TRANSFORMER NOTRE SYSTEME FERROVIAIRE POUR GARANTIR DES TRAINS DE QUALITE AUX FRANCAIS

Jean-Louis Bianco, mandaté à l’automne dernier par le Premier ministre pour engager la réforme de notre système ferroviaire, a remis ce jour ses recommandations au ministre des Transports Frédéric Cuvillier en compagnie de Jacques Auxiette, en charge du volet TER.

Le Parti socialiste salue le travail effectué par ces deux personnalités, et se félicite de l’engagement du gouvernement à préserver et dynamiser le système ferroviaire français.

Dangereusement surendetté, ses dysfonctionnements ne dégradaient que trop la qualité de service offerte à tous les utilisateurs, et notamment aux usagers des trains du quotidien.

La nouvelle architecture défendue par ces deux auteurs prévoit ainsi de rassembler, au sein d’un gestionnaire d’infrastructure unique, Réseau ferré de France (RFF), la Direction de la circulation ferroviaire (division de la SNCF) et les cheminots de la SNCF travaillant à la maintenance du réseau (SNCF Infra).

Réunis en une même entité et couplé au transporteur SNCF, ce futur rassemblement matérialisera la création d’un pôle public ferroviaire unifié. Une simplification attendue de tous, alors que l’organisation actuelle n’aboutissait qu’à une rivalité délétère entre ces différentes structures.

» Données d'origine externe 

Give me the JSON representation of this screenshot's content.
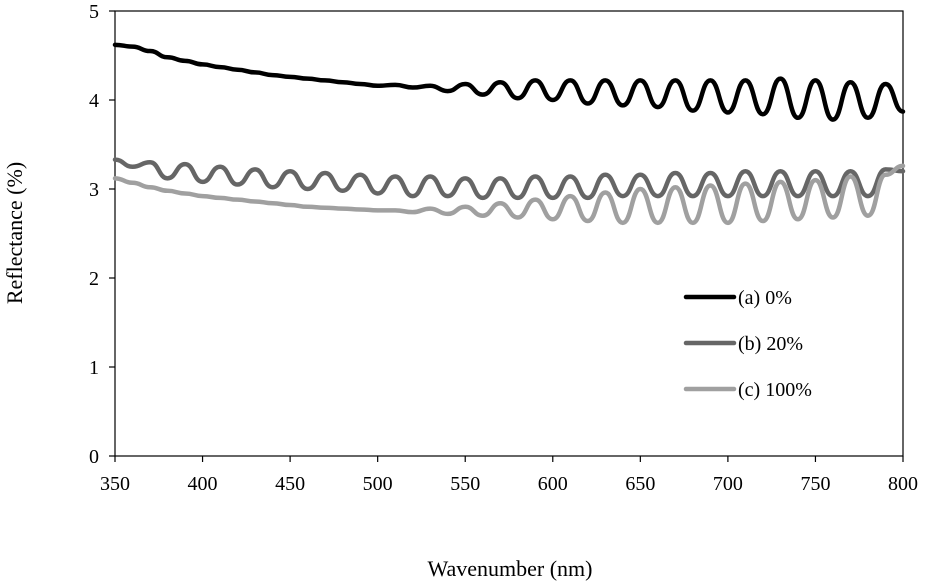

La phase de préparation de la réforme ferroviaire – voulue par le président de la République et le Premier ministre – touche ainsi à sa fin, avant la présentation du projet de loi au Parlement ce printemps.

Ce premier acte réaffirme la priorité donnée aux transports du quotidien et à la rénovation du réseau.

Il permettre de mettra en oeuvre une nouvelle organisation du système ferroviaire à même de répondre aux besoins des usagers, tout en offrant aux partenaires de la branche ferroviaire l’occasion de conclure un nouveau « pacte social ». Cet effort de rationalisation et de simplification permettra également de restaurer les conditions d’un équilibre économique de long terme, avec des économies pouvant se monter à près d’un milliard d’euros par an.